Openness and sharing do not seem to be natural components of a commercially effective strategy, but that view is changing as new ways of working are spreading across the industry. The challenge of meeting regulatory demands, especially against a testing timeframe, has helped to focus minds and to ease many into the idea that collaboration is not necessarily a bad thing. Consequently, the example was set and the doors had been opened. So where could this collaboration take the industry and where should the most effort be applied?

Much work is being done, not least at FIS, on solutioning for the most economic match. This brings many more data aspects into the calculation than at any time previously, and the positive effects at the point of trade are obvious. However, many more benefits are to be gained from the post-trade impact of such advances. Effective matching at the point of trade using common taxonomies and regulatory compliant data fields eradicates the need for reconciliations and confirmations as we used to know them. Distributed ledgers ensure there is one (replicated) source of truth for transactions, not many.

Changing paradigms

Achieving the potential benefits to the market of improved post-trade management requires better data at the point of trade, but also improved system interoperability. The lack of interoperability between systems employed across the securities finance industry, both within and between market participants, used to be seen as an opportunity. Build an interface to XYZ system? Of course, that can be done. At a cost. With the advent of initiatives like the Common Domain Model (CDM), the days of such projects are numbered and the seamless exchange of data between systems, even from competing providers, is on the horizon.

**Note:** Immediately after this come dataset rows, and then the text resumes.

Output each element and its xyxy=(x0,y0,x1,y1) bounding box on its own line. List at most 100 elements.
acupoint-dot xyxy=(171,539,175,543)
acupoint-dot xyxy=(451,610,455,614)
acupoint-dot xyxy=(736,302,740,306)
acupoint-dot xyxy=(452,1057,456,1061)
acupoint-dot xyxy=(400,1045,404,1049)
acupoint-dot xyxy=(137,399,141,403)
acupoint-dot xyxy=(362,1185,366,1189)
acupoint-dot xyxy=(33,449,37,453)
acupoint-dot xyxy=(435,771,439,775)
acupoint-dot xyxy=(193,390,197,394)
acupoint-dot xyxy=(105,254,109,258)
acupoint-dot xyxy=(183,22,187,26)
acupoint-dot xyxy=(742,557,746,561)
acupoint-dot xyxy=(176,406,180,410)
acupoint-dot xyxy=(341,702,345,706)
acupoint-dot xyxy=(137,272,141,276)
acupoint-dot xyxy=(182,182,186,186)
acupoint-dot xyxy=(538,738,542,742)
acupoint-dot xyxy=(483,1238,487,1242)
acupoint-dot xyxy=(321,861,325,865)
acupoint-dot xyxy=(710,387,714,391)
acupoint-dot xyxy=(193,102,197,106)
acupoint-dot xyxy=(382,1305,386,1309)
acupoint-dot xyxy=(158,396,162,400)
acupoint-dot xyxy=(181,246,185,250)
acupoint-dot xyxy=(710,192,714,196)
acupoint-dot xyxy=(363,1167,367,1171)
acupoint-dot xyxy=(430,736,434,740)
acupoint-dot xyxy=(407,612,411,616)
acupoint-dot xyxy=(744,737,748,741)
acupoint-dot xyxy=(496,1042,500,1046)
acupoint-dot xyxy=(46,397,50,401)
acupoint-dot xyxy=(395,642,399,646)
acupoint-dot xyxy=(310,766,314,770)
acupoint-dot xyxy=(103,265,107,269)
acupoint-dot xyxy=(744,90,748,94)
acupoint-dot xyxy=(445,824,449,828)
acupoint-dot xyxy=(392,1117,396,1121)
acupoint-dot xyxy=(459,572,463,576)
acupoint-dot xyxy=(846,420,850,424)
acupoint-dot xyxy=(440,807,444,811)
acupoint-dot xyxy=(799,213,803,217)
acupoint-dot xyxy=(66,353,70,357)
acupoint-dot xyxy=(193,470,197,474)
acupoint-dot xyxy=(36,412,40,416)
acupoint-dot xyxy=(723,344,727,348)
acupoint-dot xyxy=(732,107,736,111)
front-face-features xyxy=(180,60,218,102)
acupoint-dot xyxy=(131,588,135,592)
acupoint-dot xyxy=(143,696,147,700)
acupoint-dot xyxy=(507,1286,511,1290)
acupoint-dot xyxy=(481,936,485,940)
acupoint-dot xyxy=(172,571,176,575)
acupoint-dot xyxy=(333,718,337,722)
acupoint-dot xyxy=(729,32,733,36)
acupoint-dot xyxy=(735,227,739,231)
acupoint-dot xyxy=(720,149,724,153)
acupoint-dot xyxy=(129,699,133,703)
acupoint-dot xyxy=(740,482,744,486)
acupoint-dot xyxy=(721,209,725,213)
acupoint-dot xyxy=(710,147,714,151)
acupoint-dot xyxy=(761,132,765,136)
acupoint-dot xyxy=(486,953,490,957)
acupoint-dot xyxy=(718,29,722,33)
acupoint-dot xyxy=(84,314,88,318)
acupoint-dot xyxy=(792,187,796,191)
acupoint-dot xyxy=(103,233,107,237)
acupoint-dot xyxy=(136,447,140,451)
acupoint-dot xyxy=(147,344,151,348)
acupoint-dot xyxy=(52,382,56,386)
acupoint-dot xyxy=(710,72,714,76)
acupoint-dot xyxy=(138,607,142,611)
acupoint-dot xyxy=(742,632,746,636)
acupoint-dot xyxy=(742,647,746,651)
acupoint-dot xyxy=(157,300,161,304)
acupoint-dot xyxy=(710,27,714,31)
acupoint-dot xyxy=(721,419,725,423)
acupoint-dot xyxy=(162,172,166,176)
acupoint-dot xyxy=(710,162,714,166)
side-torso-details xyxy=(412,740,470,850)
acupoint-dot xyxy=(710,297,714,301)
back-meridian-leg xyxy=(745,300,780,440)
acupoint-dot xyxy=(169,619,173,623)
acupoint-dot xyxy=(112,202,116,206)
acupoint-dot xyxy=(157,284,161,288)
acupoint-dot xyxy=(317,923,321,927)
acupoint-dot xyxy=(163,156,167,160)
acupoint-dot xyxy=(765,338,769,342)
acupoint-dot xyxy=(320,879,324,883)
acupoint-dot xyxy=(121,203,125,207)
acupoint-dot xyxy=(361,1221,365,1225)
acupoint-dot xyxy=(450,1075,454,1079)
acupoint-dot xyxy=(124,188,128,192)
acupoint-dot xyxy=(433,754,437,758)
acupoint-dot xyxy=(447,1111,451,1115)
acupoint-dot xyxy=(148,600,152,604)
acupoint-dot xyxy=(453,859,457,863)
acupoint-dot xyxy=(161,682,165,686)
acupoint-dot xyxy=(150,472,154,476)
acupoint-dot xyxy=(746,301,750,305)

New generations of people entering the market struggle to understand such challenges — not the technical difficulty, but why they exist at all. Generationally, those coming into our industry expect interoperability as standard, which is largely due to a different approach to learning and teaching. The connection between this new approach and the educational shift from end-of-year individual exams to more coursework and team-based working and assessments cannot be coincidental.

Many of those on the panel were clear advocates of openness and sharing of ideas, all designed to move the community forward. Such phraseology may be foreign to some, but it represents new thinking from new entrants who are taking this approach to the way they work together. But don’t be fooled, these are also highly competitive people from very successful organisations — and that, in itself, is enough to warrant attention.

Working with the panellists, and on projects like CDM, helps to identify how organisations can be both open and competitive. Much of this has to do with mindset and having a more community-oriented focus. The advent of ESG, of course, is another outcome of such changes in attitude. Inefficiencies in processes and markets used to appear as opportunities. Now they are simply viewed as inefficiencies that benefit no one and harm all those in that market. It is this separation that is the key and motivation behind collaborative sharing amongst competitive organisations.

Few organisations will prosper by sharing their hard-earned intellectual property, but all market participants can benefit from solving a shared problem that costs everyone. The advance of open source technologies, promoted by large commercially successful organisations, are showing the way forward. Many industry paradigms are changing and, instead of finding ways to defend the old ways of doing things, those looking forward longer term understand that attempting to hold back the tide will be a mistake.

Looking back to SFTR, no organisation around those working group tables shared trading positions or strategies. However, they were completely open to sharing, for example, the challenges of trade reconciliations and the breaks that exist across datasets. It was not the intellectual property that was shared, but the interest in solving common issues. Taking that attitude and applying it to broader market inefficiencies is the way forward, integrating new technologies such as digital assets and tokenisation but without trying to superimpose them on old models of business.

All that remains is to ask how much you are willing to give away in order to get ahead?